Comparing trials like Sequoia (zanubrutinib) and Amplify (acalabrutinib-venetoclax) is invalid without adjusting for baseline population differences. Amplify's inclusion of an FCR chemo-arm meant its patients were inherently more fit, necessitating statistical matching for a fair comparison.
Current fixed-duration CLL regimens are not MRD-guided, so the test result does not alter the treatment plan. While a negative result is prognostically favorable, its main clinical utility is to provide reassurance. A detectable result can cause unnecessary patient anxiety.
Menin inhibitors achieve high rates of MRD-negative remissions. However, the median duration is very short (4-6 months), suggesting current MRD assays may not adequately capture residual disease and that "MRD negativity" is not a reliable predictor of long-term benefit for this drug class.
Current oral BTK/BCL-2 inhibitor combinations for CLL have hit an MRD clearance "wall" of 35-50%. By upgrading the BCL-2 inhibitor to the more potent somatoclax, combined with zanubrutinib, MRD clearance rates nearly double to 98%, demonstrating that improving the BCL-2 component is key to achieving deeper remissions.
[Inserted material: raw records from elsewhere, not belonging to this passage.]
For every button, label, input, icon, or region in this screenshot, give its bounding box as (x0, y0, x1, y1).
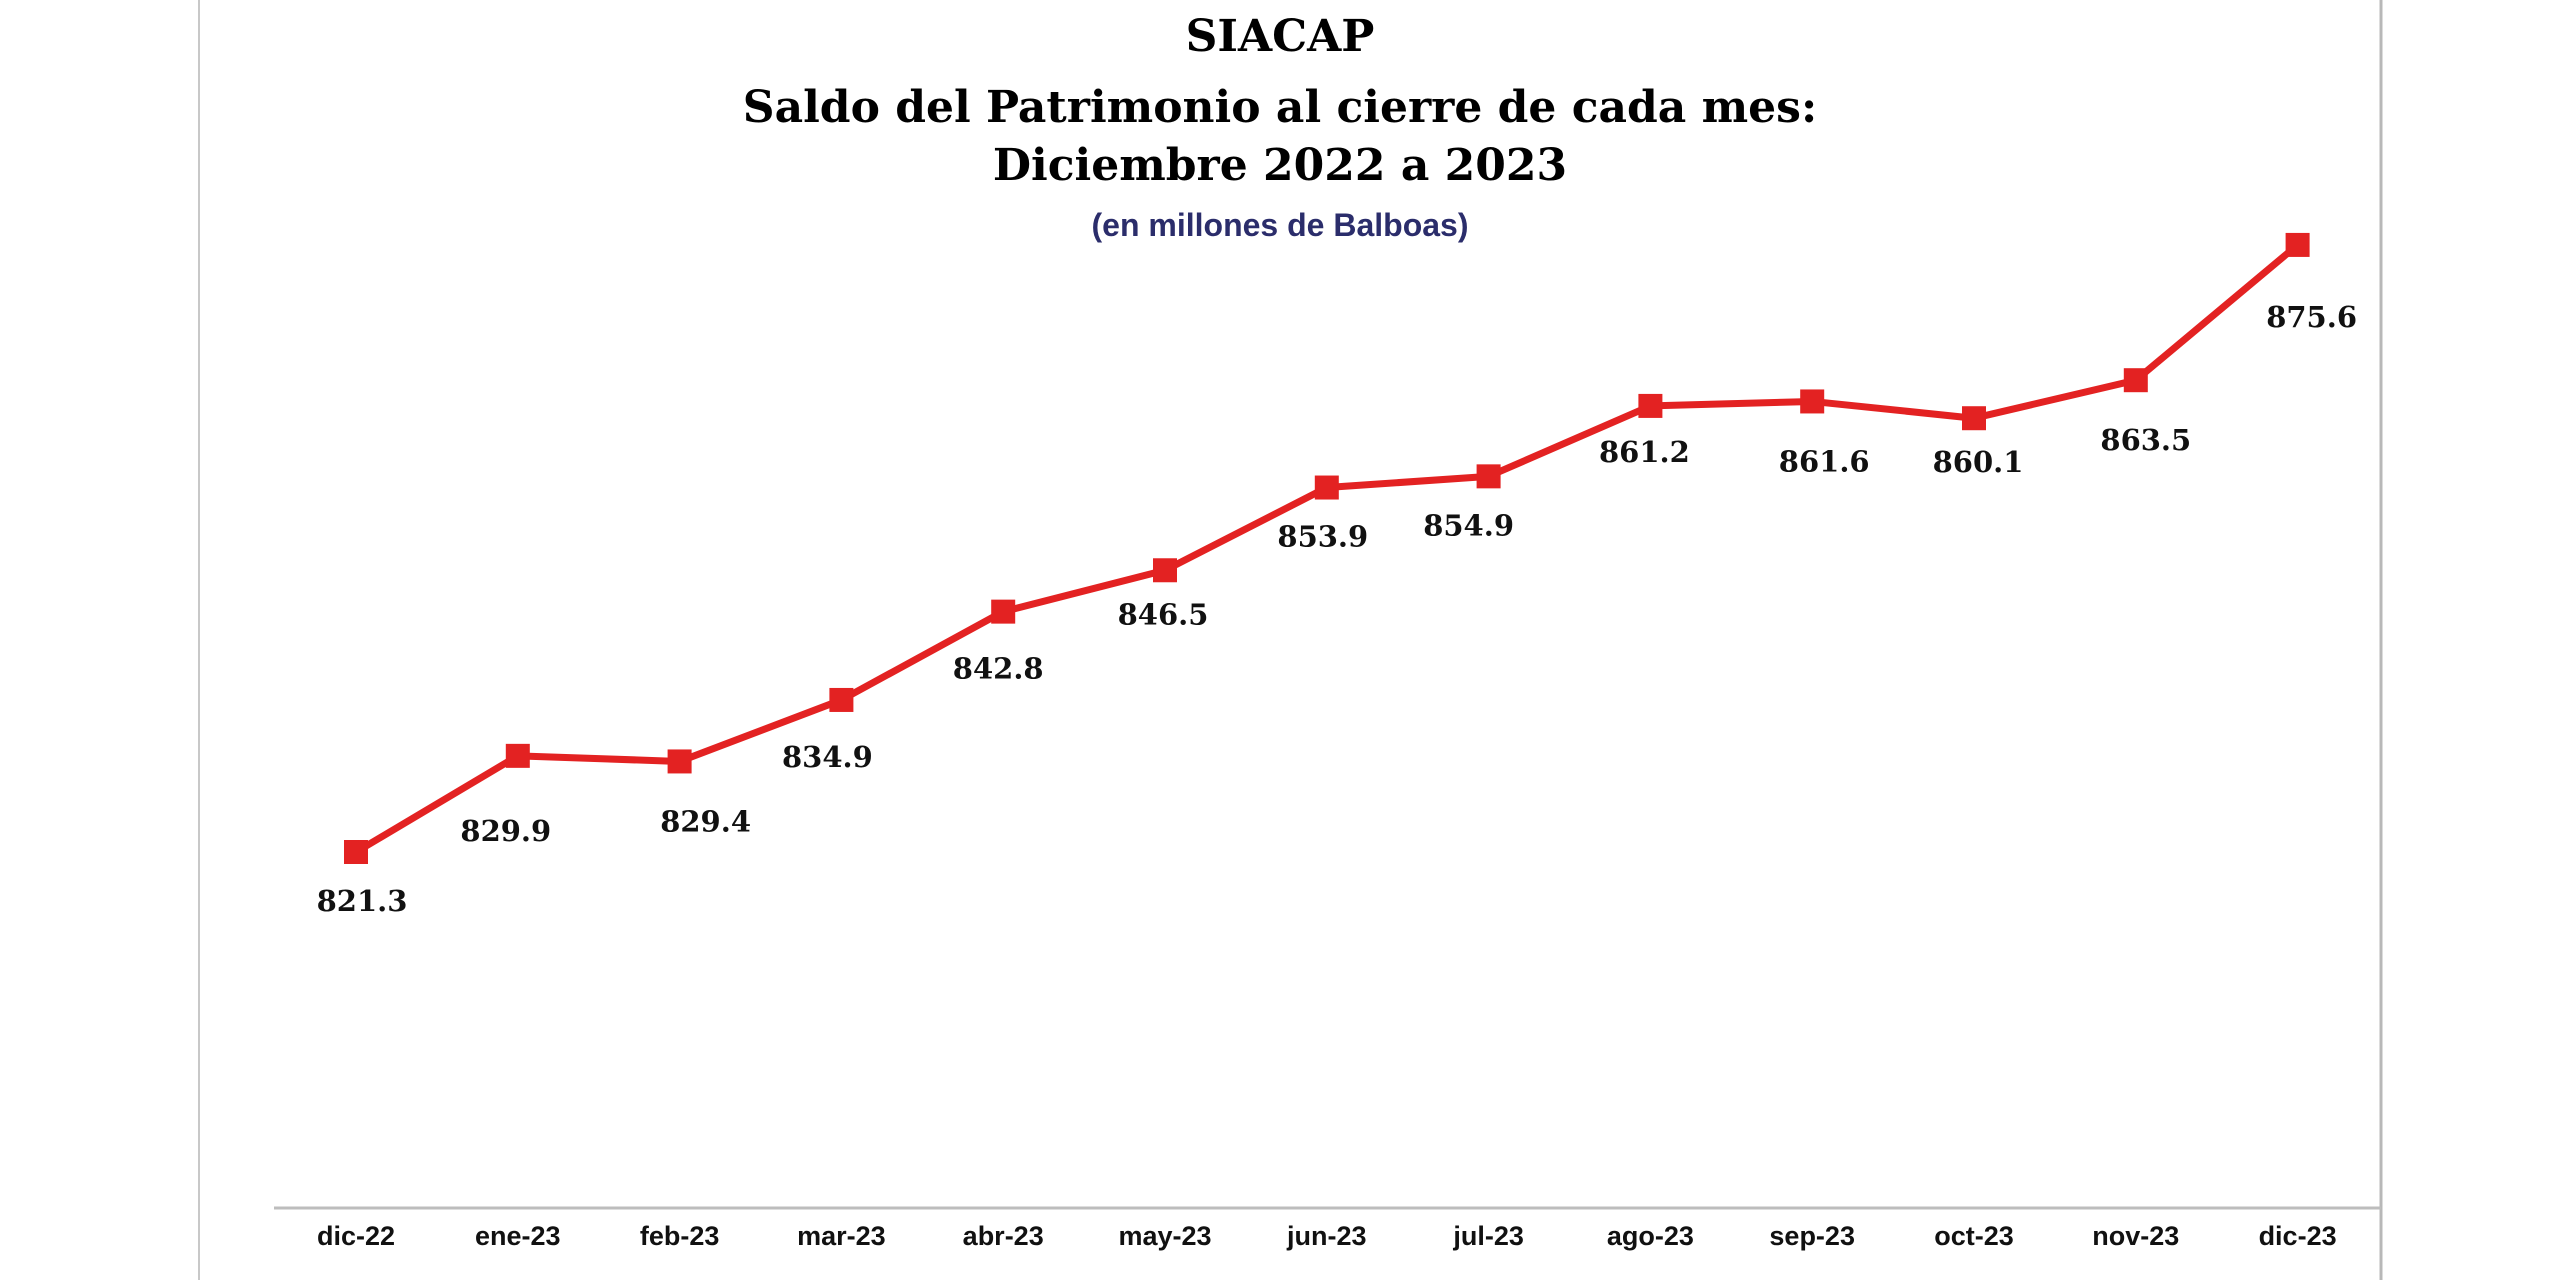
x-tick-label: jun-23 (1286, 1221, 1367, 1251)
x-tick-label: sep-23 (1769, 1221, 1855, 1251)
x-tick-label: ene-23 (475, 1221, 561, 1251)
data-point-marker (1638, 393, 1663, 418)
data-point-marker (667, 749, 692, 774)
data-label: 853.9 (1277, 520, 1368, 554)
data-label: 861.6 (1779, 444, 1870, 478)
data-point-marker (991, 599, 1016, 624)
x-tick-label: dic-22 (317, 1221, 395, 1251)
data-point-marker (344, 840, 368, 864)
x-tick-label: oct-23 (1934, 1221, 2014, 1251)
chart-title-line-2: Saldo del Patrimonio al cierre de cada m… (743, 82, 1817, 133)
x-tick-label: feb-23 (640, 1221, 720, 1251)
data-point-marker (1962, 406, 1986, 431)
data-label: 863.5 (2100, 423, 2191, 457)
x-tick-label: jul-23 (1452, 1221, 1524, 1251)
data-point-marker (2123, 368, 2148, 393)
data-point-marker (2285, 232, 2310, 257)
x-tick-label: ago-23 (1607, 1221, 1694, 1251)
data-label: 829.9 (460, 814, 551, 848)
chart-title-line-3: Diciembre 2022 a 2023 (993, 140, 1567, 191)
data-point-marker (1314, 475, 1339, 500)
x-tick-label: abr-23 (963, 1221, 1044, 1251)
data-point-marker (829, 687, 854, 712)
data-label: 821.3 (317, 884, 408, 918)
data-label: 875.6 (2266, 300, 2357, 334)
x-tick-label: may-23 (1118, 1221, 1211, 1251)
x-tick-label: nov-23 (2092, 1221, 2179, 1251)
data-label: 846.5 (1118, 597, 1209, 631)
chart-subtitle: (en millones de Balboas) (1092, 207, 1469, 243)
data-point-marker (1476, 464, 1501, 489)
data-label: 854.9 (1423, 508, 1514, 542)
data-label: 834.9 (782, 740, 873, 774)
x-tick-label: mar-23 (797, 1221, 886, 1251)
data-label: 861.2 (1599, 435, 1690, 469)
data-point-marker (1153, 558, 1177, 583)
data-label: 842.8 (953, 652, 1044, 686)
x-tick-label: dic-23 (2259, 1221, 2337, 1251)
data-label: 860.1 (1933, 445, 2024, 479)
data-label: 829.4 (660, 804, 751, 838)
data-point-marker (505, 743, 530, 768)
chart-title-line-1: SIACAP (1186, 11, 1375, 62)
data-point-marker (1800, 389, 1825, 414)
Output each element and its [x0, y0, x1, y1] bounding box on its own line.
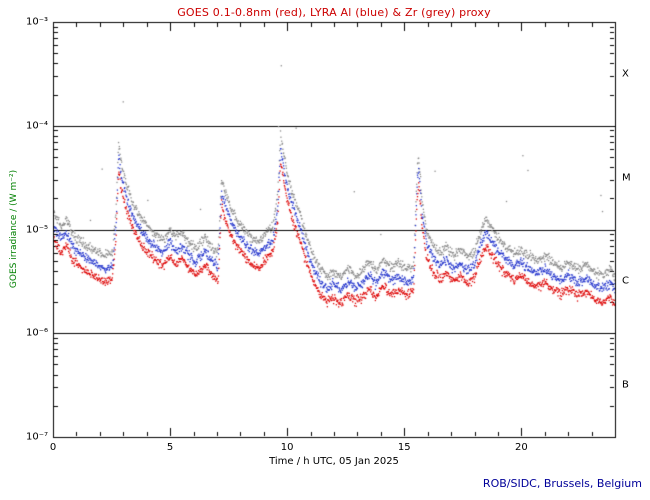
credit-text: ROB/SIDC, Brussels, Belgium [482, 477, 642, 490]
flare-class-label-c: C [622, 275, 629, 287]
x-tick-label: 5 [166, 442, 174, 453]
x-tick-label: 10 [280, 442, 294, 453]
flare-class-label-b: B [622, 379, 629, 391]
x-tick-label: 15 [397, 442, 411, 453]
y-tick-label: 10⁻⁴ [25, 120, 48, 132]
y-tick-label: 10⁻⁶ [25, 327, 48, 339]
x-tick-label: 20 [514, 442, 528, 453]
flare-class-label-x: X [622, 68, 629, 80]
x-axis-label: Time / h UTC, 05 Jan 2025 [269, 456, 399, 467]
flare-class-label-m: M [622, 172, 631, 184]
chart-title: GOES 0.1-0.8nm (red), LYRA Al (blue) & Z… [177, 6, 491, 19]
y-tick-label: 10⁻³ [25, 16, 48, 28]
x-tick-label: 0 [49, 442, 57, 453]
y-tick-label: 10⁻⁷ [25, 431, 48, 443]
y-tick-label: 10⁻⁵ [25, 224, 48, 235]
Despite strong single-agent trial results, experts believe the field is shifting away from continuous monotherapy. The most significant future impact for pirtobrutinib will likely be as a backbone of fixed-duration combination therapies with drugs like venetoclax, aiming for deeper remissions without indefinite treatment.
The UK FLAIR trial demonstrated for the first time that a time-limited regimen (ibrutinib-venetoclax), guided by MRD to a median duration of 27 months, achieved superior progression-free and overall survival compared to continuous ibrutinib therapy in frontline CLL.
The FLAIR trial's MRD-guided protocol, while effective, created a paradox. Lower-risk, IGHV-mutated patients, who typically do well on shorter treatments, took longer to achieve undetectable MRD. This resulted in them receiving a longer duration of therapy than their higher-risk counterparts, representing likely overtreatment.
While the continuous BTK inhibitor zanubrutinib showed longer progression-free survival, this efficacy came with a significant safety trade-off. It led to a 47% rate of serious adverse events compared to 24% for the fixed-duration acalabrutinib-venetoclax combination in the indirect analysis.
The CLL17 trial revealed a counterintuitive finding: unfit patients had worse outcomes on continuous ibrutinib, likely due to toxicity-related discontinuations. The logistically harder venetoclax-obinutuzumab fixed-duration regimen produced equal efficacy in both fit and unfit patients, making it a better choice for the less fit.
Recent non-inferiority trials affirm that fixed-duration combination therapies are viable alternatives to continuous BTK inhibitors. However, clinicians must look beyond the headline conclusion, as numerical data can show slightly worse progression-free survival for high-risk subgroups within the acceptable non-inferiority margin, complicating treatment decisions.